Robert takes Eleanor to the opera with a reminder of his dead wife to take their mind off matters: “To hell with optics.” Yes. None of this looks much like friendship, let alone kinship, but it’s not the kind of drama that requires you to care about anything, never mind consistency or credible character development, so her dress looks nice.
Meanwhile, Mary is busy securing police reports and investigating the case against David. You find that unconvincing. More suspects, please!
It comes at the right time, along with more clues, more secrets, more discoveries, and more writing that oscillates from platitude to platitude (“Staying available for love is worth the risk.” “Sometimes I think you see my life more clearly than I do.” “Nothing made her happier than being your mother,” etc.).
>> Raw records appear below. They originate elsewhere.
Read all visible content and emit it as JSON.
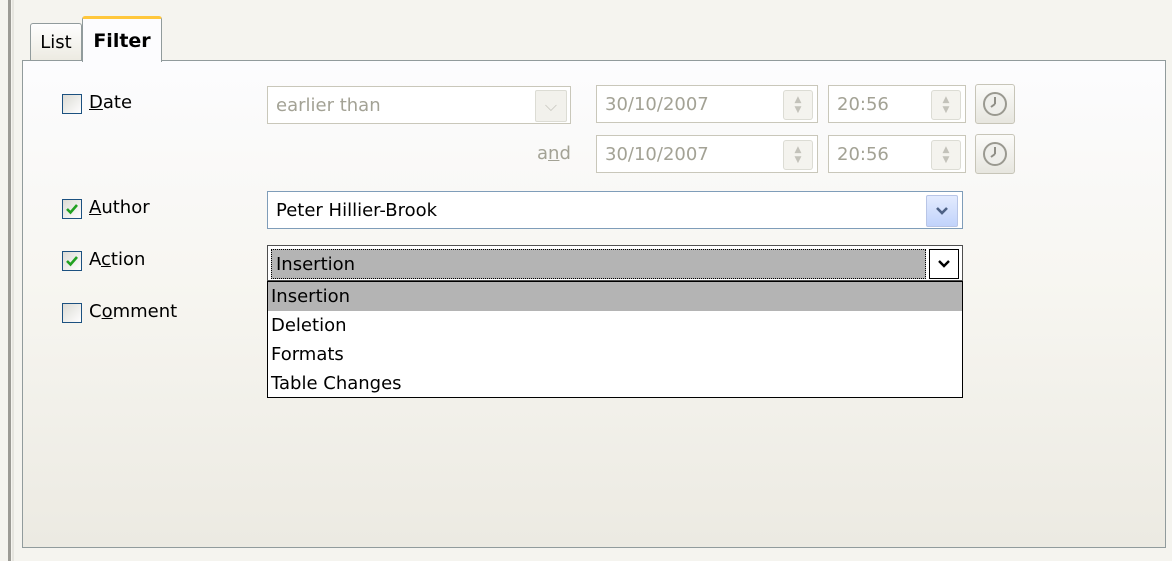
{
  "tabs": [
    {
      "label": "List"
    },
    {
      "label": "Filter"
    }
  ],
  "filters": {
    "date": {
      "label_pre": "",
      "label_mn": "D",
      "label_post": "ate",
      "checked": false,
      "condition": "earlier than",
      "start_date": "30/10/2007",
      "start_time": "20:56",
      "and_pre": "a",
      "and_mn": "n",
      "and_post": "d",
      "end_date": "30/10/2007",
      "end_time": "20:56"
    },
    "author": {
      "label_pre": "",
      "label_mn": "A",
      "label_post": "uthor",
      "checked": true,
      "value": "Peter Hillier-Brook"
    },
    "action": {
      "label_pre": "A",
      "label_mn": "c",
      "label_post": "tion",
      "checked": true,
      "value": "Insertion",
      "options": [
        "Insertion",
        "Deletion",
        "Formats",
        "Table Changes"
      ],
      "selected_index": 0
    },
    "comment": {
      "label_pre": "C",
      "label_mn": "o",
      "label_post": "mment",
      "checked": false
    }
  },
  "icons": {
    "check": "check-icon",
    "dropdown": "chevron-down-icon",
    "spin": "spin-arrows-icon",
    "clock": "clock-icon"
  },
  "colors": {
    "tab_highlight": "#ffc73c",
    "checkmark": "#21a121",
    "selection": "#b4b4b4"
  }
}
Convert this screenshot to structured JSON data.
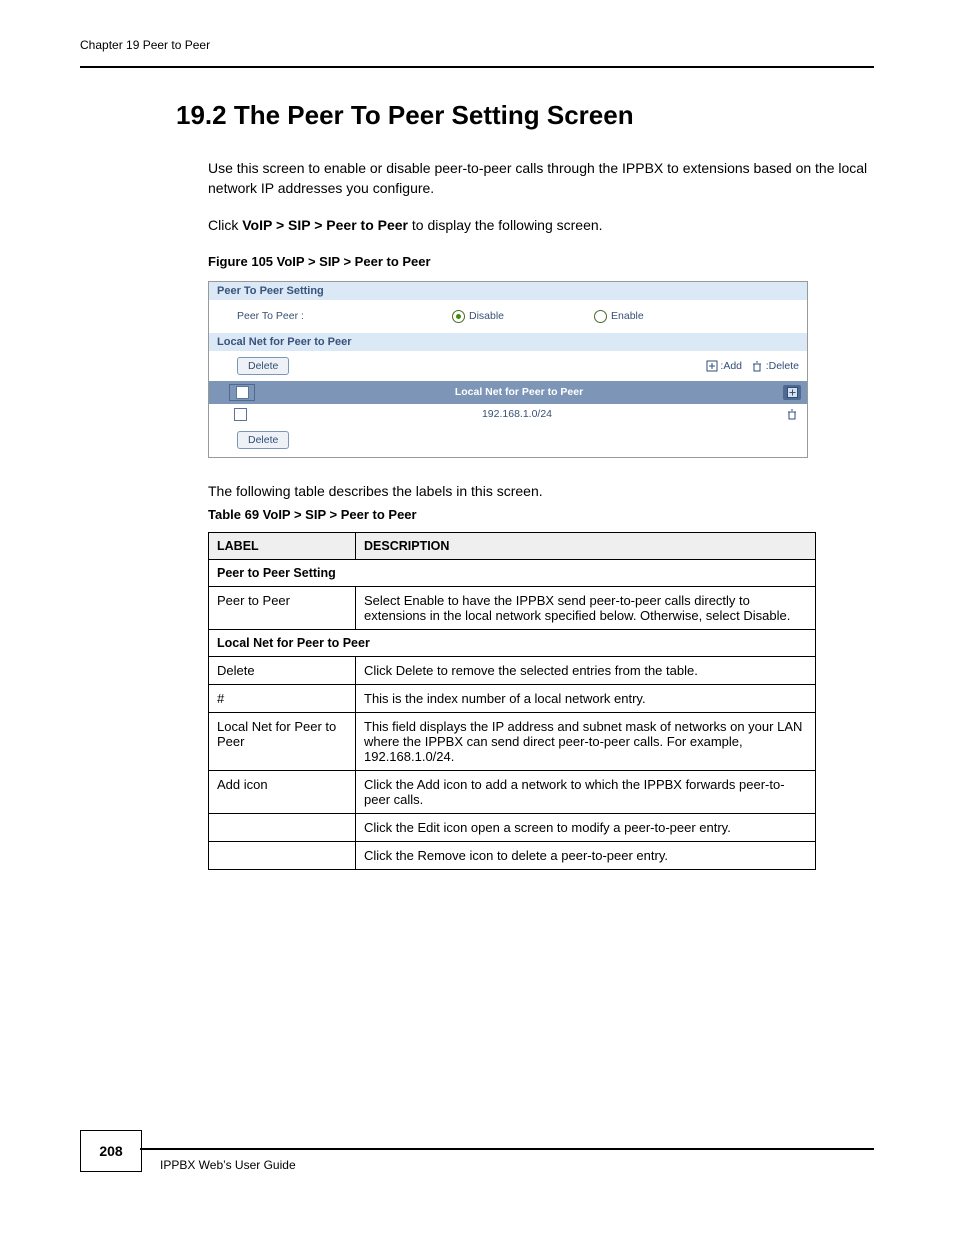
{
  "header": {
    "chapter": "Chapter 19 Peer to Peer"
  },
  "section_title": "19.2  The Peer To Peer Setting Screen",
  "intro_para_1": "Use this screen to enable or disable peer-to-peer calls through the IPPBX to extensions based on the local network IP addresses you configure.",
  "intro_para_2_pre": "Click ",
  "intro_para_2_bold": "VoIP > SIP > Peer to Peer",
  "intro_para_2_post": " to display the following screen.",
  "figure_caption": "Figure 105   VoIP > SIP > Peer to Peer",
  "shot": {
    "band1": "Peer To Peer Setting",
    "p2p_label": "Peer To Peer :",
    "radio_disable": "Disable",
    "radio_enable": "Enable",
    "band2": "Local Net for Peer to Peer",
    "btn_delete": "Delete",
    "legend_add": ":Add",
    "legend_delete": ":Delete",
    "tbl_header": "Local Net for Peer to Peer",
    "row_value": "192.168.1.0/24"
  },
  "table_caption": "The following table describes the labels in this screen.",
  "table_title": "Table 69   VoIP > SIP > Peer to Peer",
  "tbl": {
    "head_label": "LABEL",
    "head_desc": "DESCRIPTION",
    "group1": "Peer to Peer Setting",
    "r1_label": "Peer to Peer",
    "r1_desc": "Select Enable to have the IPPBX send peer-to-peer calls directly to extensions in the local network specified below. Otherwise, select Disable.",
    "group2": "Local Net for Peer to Peer",
    "r2_label": "Delete",
    "r2_desc": "Click Delete to remove the selected entries from the table.",
    "r3_label": "#",
    "r3_desc": "This is the index number of a local network entry.",
    "r4_label": "Local Net for Peer to Peer",
    "r4_desc": "This field displays the IP address and subnet mask of networks on your LAN where the IPPBX can send direct peer-to-peer calls. For example, 192.168.1.0/24.",
    "r5_label": "Add icon",
    "r5_desc": "Click the Add icon to add a network to which the IPPBX forwards peer-to-peer calls.",
    "r6_label": "",
    "r6_desc": "Click the Edit icon open a screen to modify a peer-to-peer entry.",
    "r7_label": "",
    "r7_desc": "Click the Remove icon to delete a peer-to-peer entry."
  },
  "page_number": "208",
  "guide_title": "IPPBX Web’s User Guide"
}
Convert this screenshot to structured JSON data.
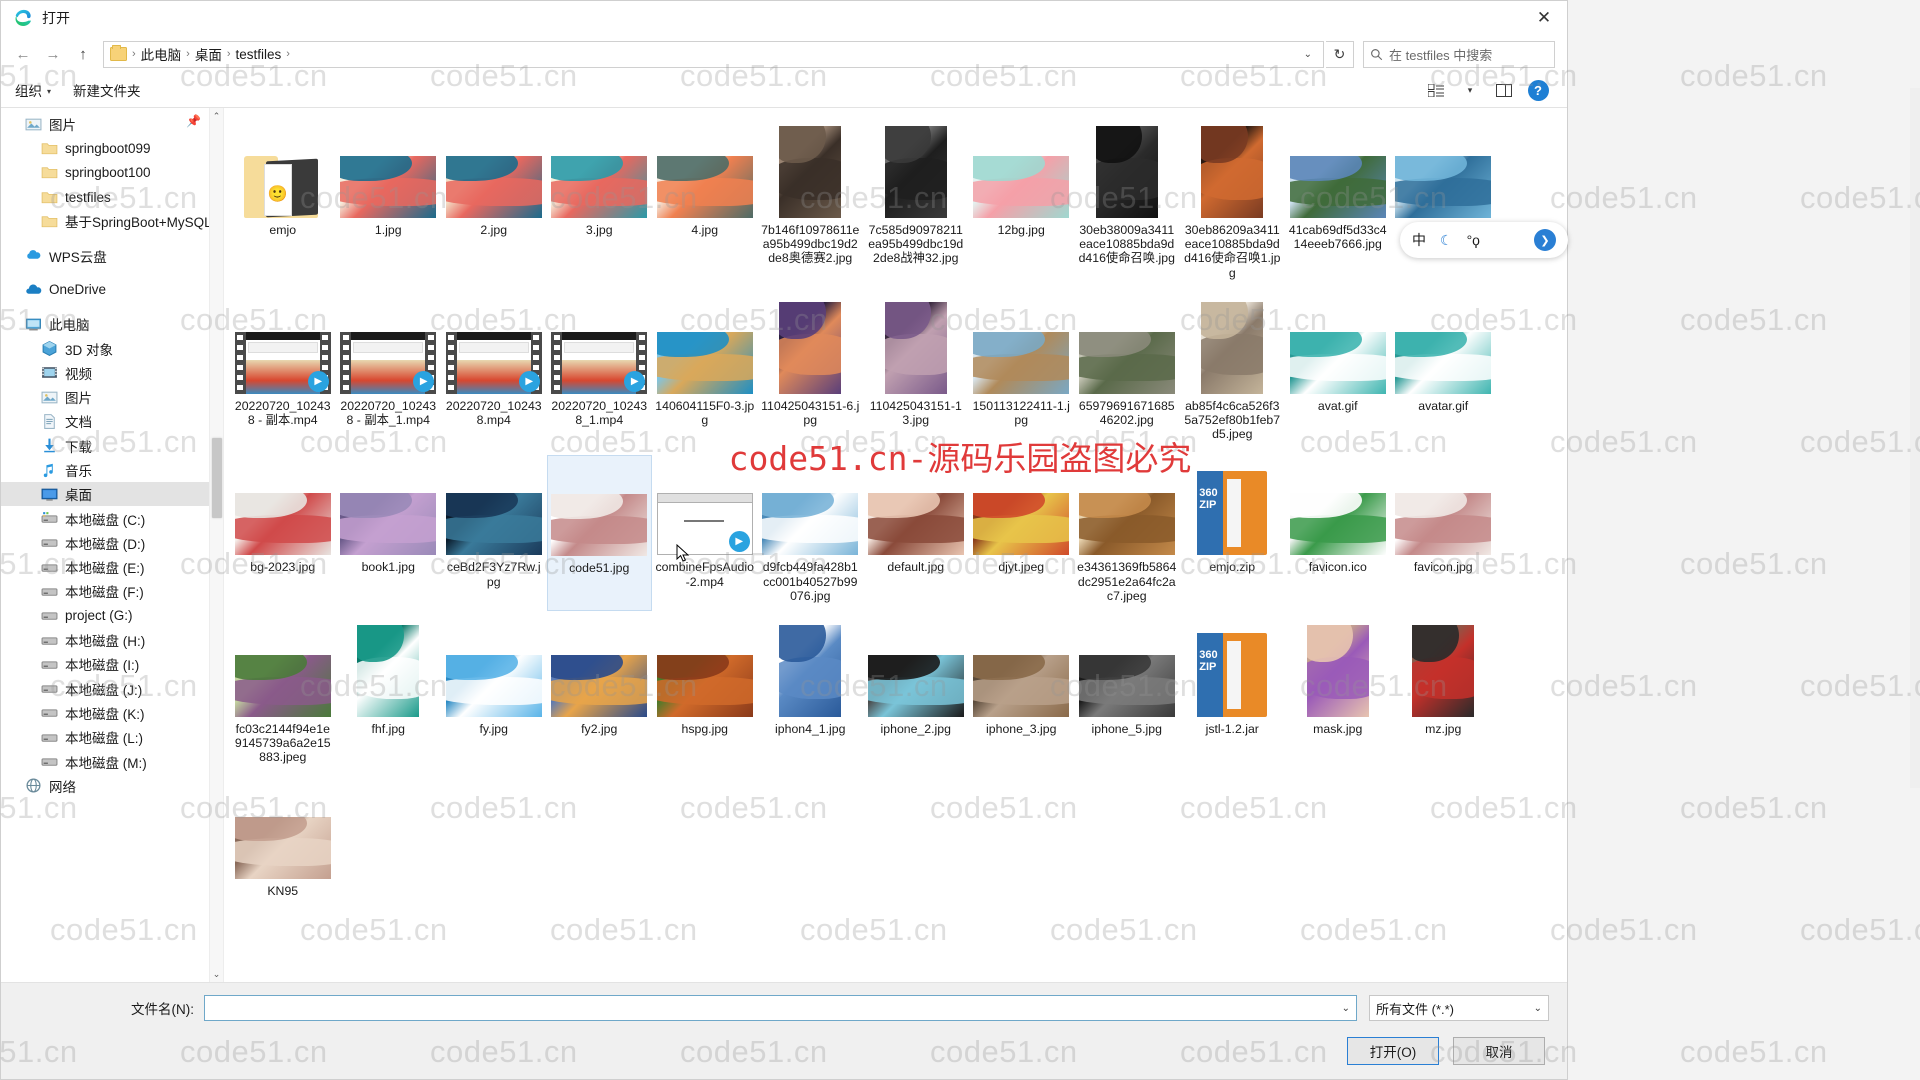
{
  "window": {
    "title": "打开",
    "app_icon": "edge-icon",
    "close_label": "✕"
  },
  "nav": {
    "back": "←",
    "forward": "→",
    "up": "↑",
    "refresh": "↻",
    "address_chevron": "⌄",
    "breadcrumbs": [
      "此电脑",
      "桌面",
      "testfiles"
    ],
    "separator": "›"
  },
  "search": {
    "placeholder": "在 testfiles 中搜索",
    "icon": "search-icon"
  },
  "command_bar": {
    "organize": "组织",
    "organize_caret": "▾",
    "new_folder": "新建文件夹",
    "view_icon": "view-list-icon",
    "view_caret": "▾",
    "pane_icon": "preview-pane-icon",
    "help_icon": "?"
  },
  "sidebar": {
    "pin_icon": "pin-icon",
    "scroll_up": "⌃",
    "scroll_down": "⌄",
    "items": [
      {
        "label": "图片",
        "icon": "pictures-icon",
        "indent": 0,
        "selected": false
      },
      {
        "label": "springboot099",
        "icon": "folder-icon",
        "indent": 1,
        "selected": false
      },
      {
        "label": "springboot100",
        "icon": "folder-icon",
        "indent": 1,
        "selected": false
      },
      {
        "label": "testfiles",
        "icon": "folder-icon",
        "indent": 1,
        "selected": false
      },
      {
        "label": "基于SpringBoot+MySQL+Vue",
        "icon": "folder-icon",
        "indent": 1,
        "selected": false
      },
      {
        "label": "WPS云盘",
        "icon": "cloud-icon",
        "indent": 0,
        "selected": false,
        "spacer_before": true
      },
      {
        "label": "OneDrive",
        "icon": "onedrive-icon",
        "indent": 0,
        "selected": false,
        "spacer_before": true
      },
      {
        "label": "此电脑",
        "icon": "pc-icon",
        "indent": 0,
        "selected": false,
        "spacer_before": true
      },
      {
        "label": "3D 对象",
        "icon": "3dobjects-icon",
        "indent": 1,
        "selected": false
      },
      {
        "label": "视频",
        "icon": "videos-icon",
        "indent": 1,
        "selected": false
      },
      {
        "label": "图片",
        "icon": "pictures-icon",
        "indent": 1,
        "selected": false
      },
      {
        "label": "文档",
        "icon": "documents-icon",
        "indent": 1,
        "selected": false
      },
      {
        "label": "下载",
        "icon": "downloads-icon",
        "indent": 1,
        "selected": false
      },
      {
        "label": "音乐",
        "icon": "music-icon",
        "indent": 1,
        "selected": false
      },
      {
        "label": "桌面",
        "icon": "desktop-icon",
        "indent": 1,
        "selected": true
      },
      {
        "label": "本地磁盘 (C:)",
        "icon": "drive-system-icon",
        "indent": 1,
        "selected": false
      },
      {
        "label": "本地磁盘 (D:)",
        "icon": "drive-icon",
        "indent": 1,
        "selected": false
      },
      {
        "label": "本地磁盘 (E:)",
        "icon": "drive-icon",
        "indent": 1,
        "selected": false
      },
      {
        "label": "本地磁盘 (F:)",
        "icon": "drive-icon",
        "indent": 1,
        "selected": false
      },
      {
        "label": "project (G:)",
        "icon": "drive-icon",
        "indent": 1,
        "selected": false
      },
      {
        "label": "本地磁盘 (H:)",
        "icon": "drive-icon",
        "indent": 1,
        "selected": false
      },
      {
        "label": "本地磁盘 (I:)",
        "icon": "drive-icon",
        "indent": 1,
        "selected": false
      },
      {
        "label": "本地磁盘 (J:)",
        "icon": "drive-icon",
        "indent": 1,
        "selected": false
      },
      {
        "label": "本地磁盘 (K:)",
        "icon": "drive-icon",
        "indent": 1,
        "selected": false
      },
      {
        "label": "本地磁盘 (L:)",
        "icon": "drive-icon",
        "indent": 1,
        "selected": false
      },
      {
        "label": "本地磁盘 (M:)",
        "icon": "drive-icon",
        "indent": 1,
        "selected": false
      },
      {
        "label": "网络",
        "icon": "network-icon",
        "indent": 0,
        "selected": false
      }
    ]
  },
  "files": [
    {
      "name": "emjo",
      "kind": "folder",
      "selected": false
    },
    {
      "name": "1.jpg",
      "kind": "image",
      "c1": "#1b6b8c",
      "c2": "#e8685f",
      "c3": "#f6eede",
      "selected": false
    },
    {
      "name": "2.jpg",
      "kind": "image",
      "c1": "#1b6b8c",
      "c2": "#e8685f",
      "c3": "#f3dcc4",
      "selected": false
    },
    {
      "name": "3.jpg",
      "kind": "image",
      "c1": "#2a9aa8",
      "c2": "#e8685f",
      "c3": "#f7f0dc",
      "selected": false
    },
    {
      "name": "4.jpg",
      "kind": "image",
      "c1": "#4d6b66",
      "c2": "#f08050",
      "c3": "#f5e9dd",
      "selected": false
    },
    {
      "name": "7b146f10978611ea95b499dbc19d2de8奥德赛2.jpg",
      "kind": "image",
      "c1": "#6b5a4a",
      "c2": "#3a2f28",
      "c3": "#9a8472",
      "selected": false,
      "tall": true
    },
    {
      "name": "7c585d90978211ea95b499dbc19d2de8战神32.jpg",
      "kind": "image",
      "c1": "#3a3a3a",
      "c2": "#1e1e1e",
      "c3": "#6e6e6e",
      "selected": false,
      "tall": true
    },
    {
      "name": "12bg.jpg",
      "kind": "image",
      "c1": "#9fd8d0",
      "c2": "#f5a0a8",
      "c3": "#e4f3f1",
      "selected": false
    },
    {
      "name": "30eb38009a3411eace10885bda9dd416使命召唤.jpg",
      "kind": "image",
      "c1": "#111111",
      "c2": "#2b2b2b",
      "c3": "#4a4a4a",
      "selected": false,
      "tall": true
    },
    {
      "name": "30eb86209a3411eace10885bda9dd416使命召唤1.jpg",
      "kind": "image",
      "c1": "#7a3b22",
      "c2": "#d06a30",
      "c3": "#2a1a12",
      "selected": false,
      "tall": true
    },
    {
      "name": "41cab69df5d33c414eeeb7666.jpg",
      "kind": "image",
      "c1": "#5b86b8",
      "c2": "#3f6b3a",
      "c3": "#cfe2f2",
      "selected": false
    },
    {
      "name": "",
      "kind": "image",
      "c1": "#6fb4d8",
      "c2": "#2f6f9a",
      "c3": "#cfe6f2",
      "selected": false,
      "partial": true
    },
    {
      "name": "20220720_102438 - 副本.mp4",
      "kind": "video",
      "selected": false
    },
    {
      "name": "20220720_102438 - 副本_1.mp4",
      "kind": "video",
      "selected": false
    },
    {
      "name": "20220720_102438.mp4",
      "kind": "video",
      "selected": false
    },
    {
      "name": "20220720_102438_1.mp4",
      "kind": "video",
      "selected": false
    },
    {
      "name": "140604115F0-3.jpg",
      "kind": "image",
      "c1": "#1e8fc4",
      "c2": "#d9a85a",
      "c3": "#7fc4e2",
      "selected": false
    },
    {
      "name": "110425043151-6.jpg",
      "kind": "image",
      "c1": "#5a3f7a",
      "c2": "#e08a5a",
      "c3": "#2a2040",
      "selected": false,
      "tall": true
    },
    {
      "name": "110425043151-13.jpg",
      "kind": "image",
      "c1": "#7a5a8a",
      "c2": "#c0a0b0",
      "c3": "#3a2a40",
      "selected": false,
      "tall": true
    },
    {
      "name": "150113122411-1.jpg",
      "kind": "image",
      "c1": "#7aa8c4",
      "c2": "#b08a5a",
      "c3": "#d9e6ee",
      "selected": false
    },
    {
      "name": "6597969167168546202.jpg",
      "kind": "image",
      "c1": "#8a8a7a",
      "c2": "#5a6a4a",
      "c3": "#c4c4b4",
      "selected": false
    },
    {
      "name": "ab85f4c6ca526f35a752ef80b1feb7d5.jpeg",
      "kind": "image",
      "c1": "#c4b49a",
      "c2": "#8a7a6a",
      "c3": "#e8e0d4",
      "selected": false,
      "tall": true
    },
    {
      "name": "avat.gif",
      "kind": "image",
      "c1": "#3fb5b0",
      "c2": "#ffffff",
      "c3": "#2a9a96",
      "selected": false
    },
    {
      "name": "avatar.gif",
      "kind": "image",
      "c1": "#3fb5b0",
      "c2": "#ffffff",
      "c3": "#2a9a96",
      "selected": false
    },
    {
      "name": "bg-2023.jpg",
      "kind": "image",
      "c1": "#e8e4e0",
      "c2": "#d04a4a",
      "c3": "#f5f2ee",
      "selected": false
    },
    {
      "name": "book1.jpg",
      "kind": "image",
      "c1": "#9a8ab8",
      "c2": "#c4a0d0",
      "c3": "#6a5a8a",
      "selected": false
    },
    {
      "name": "ceBd2F3Yz7Rw.jpg",
      "kind": "image",
      "c1": "#1a3a5a",
      "c2": "#3a7a9a",
      "c3": "#0a1a2a",
      "selected": false
    },
    {
      "name": "code51.jpg",
      "kind": "image",
      "c1": "#f0e8e4",
      "c2": "#c48a8a",
      "c3": "#ffffff",
      "selected": true
    },
    {
      "name": "combineFpsAudio-2.mp4",
      "kind": "app",
      "selected": false
    },
    {
      "name": "d9fcb449fa428b1cc001b40527b99076.jpg",
      "kind": "image",
      "c1": "#7ab4d8",
      "c2": "#ffffff",
      "c3": "#4a8ab8",
      "selected": false
    },
    {
      "name": "default.jpg",
      "kind": "image",
      "c1": "#e8c4b0",
      "c2": "#8a4a3a",
      "c3": "#f5e8e0",
      "selected": false
    },
    {
      "name": "djyt.jpeg",
      "kind": "image",
      "c1": "#d04a2a",
      "c2": "#e8c44a",
      "c3": "#8a3a1a",
      "selected": false
    },
    {
      "name": "e34361369fb5864dc2951e2a64fc2ac7.jpeg",
      "kind": "image",
      "c1": "#c48a4a",
      "c2": "#8a5a2a",
      "c3": "#e8d4b0",
      "selected": false
    },
    {
      "name": "emjo.zip",
      "kind": "zip",
      "selected": false
    },
    {
      "name": "favicon.ico",
      "kind": "image",
      "c1": "#ffffff",
      "c2": "#3a9a4a",
      "c3": "#f5f5f5",
      "selected": false
    },
    {
      "name": "favicon.jpg",
      "kind": "image",
      "c1": "#f0e8e4",
      "c2": "#c48a8a",
      "c3": "#ffffff",
      "selected": false
    },
    {
      "name": "fc03c2144f94e1e9145739a6a2e15883.jpeg",
      "kind": "image",
      "c1": "#4a7a3a",
      "c2": "#8a5a8a",
      "c3": "#c4d4a0",
      "selected": false
    },
    {
      "name": "fhf.jpg",
      "kind": "image",
      "c1": "#1a9a8a",
      "c2": "#ffffff",
      "c3": "#0a7a6a",
      "selected": false,
      "tall": true
    },
    {
      "name": "fy.jpg",
      "kind": "image",
      "c1": "#5ab4e8",
      "c2": "#ffffff",
      "c3": "#2a8ac4",
      "selected": false
    },
    {
      "name": "fy2.jpg",
      "kind": "image",
      "c1": "#2a4a8a",
      "c2": "#e8a44a",
      "c3": "#5a7ab4",
      "selected": false
    },
    {
      "name": "hspg.jpg",
      "kind": "image",
      "c1": "#8a3a1a",
      "c2": "#d06a2a",
      "c3": "#4a7a2a",
      "selected": false
    },
    {
      "name": "iphon4_1.jpg",
      "kind": "image",
      "c1": "#2a5a9a",
      "c2": "#5a8ac4",
      "c3": "#ffffff",
      "selected": false,
      "tall": true
    },
    {
      "name": "iphone_2.jpg",
      "kind": "image",
      "c1": "#1a1a1a",
      "c2": "#7ac4d8",
      "c3": "#4a4a4a",
      "selected": false
    },
    {
      "name": "iphone_3.jpg",
      "kind": "image",
      "c1": "#8a6a4a",
      "c2": "#b8a08a",
      "c3": "#5a4a3a",
      "selected": false
    },
    {
      "name": "iphone_5.jpg",
      "kind": "image",
      "c1": "#3a3a3a",
      "c2": "#7a7a7a",
      "c3": "#1a1a1a",
      "selected": false
    },
    {
      "name": "jstl-1.2.jar",
      "kind": "zip",
      "selected": false
    },
    {
      "name": "mask.jpg",
      "kind": "image",
      "c1": "#e8c4b0",
      "c2": "#9a5ab8",
      "c3": "#c4a090",
      "selected": false,
      "tall": true
    },
    {
      "name": "mz.jpg",
      "kind": "image",
      "c1": "#2a2a2a",
      "c2": "#c4302a",
      "c3": "#8a5a4a",
      "selected": false,
      "tall": true
    },
    {
      "name": "KN95",
      "kind": "image",
      "c1": "#c4a090",
      "c2": "#e8d4c4",
      "c3": "#8a6a5a",
      "selected": false,
      "partial": true
    }
  ],
  "footer": {
    "filename_label": "文件名(N):",
    "filename_value": "",
    "filename_chevron": "⌄",
    "filetype_value": "所有文件 (*.*)",
    "filetype_chevron": "⌄",
    "open_button": "打开(O)",
    "cancel_button": "取消"
  },
  "ime": {
    "mode": "中",
    "moon_icon": "moon-icon",
    "emoji_icon": "°ϙ",
    "next_icon": "❯"
  },
  "watermarks": {
    "tile_text": "code51.cn",
    "center_text": "code51.cn-源码乐园盗图必究",
    "center_color": "#e03a3a"
  }
}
Different episodes are seen through different eyes. The first couple is from Eleanor’s point of view, then it’s Mary’s turn in the spotlight, before it’s Nancy’s time to shine. It adds a layer of interest to the formula—and the mousse in particular adds plenty to its share—but it doesn’t hide the delicate porridge underneath.
There are occasional nods towards larger, broader issues. Eleanor doubts David’s guilt in part because he’s black and believes Nancy would have mentioned this to her “only black friend,” while Eleanor’s brother, Donovan — Leslie Odom Jr. adds disproportionate credibility to the whole through a small part — hates the fact that his sister has been carrying a torch for a white man her whole life. Financial differences between friends are also made clear. But these observations are nothing more than that.
So definitely incomplete. But the fun of escaping is enough.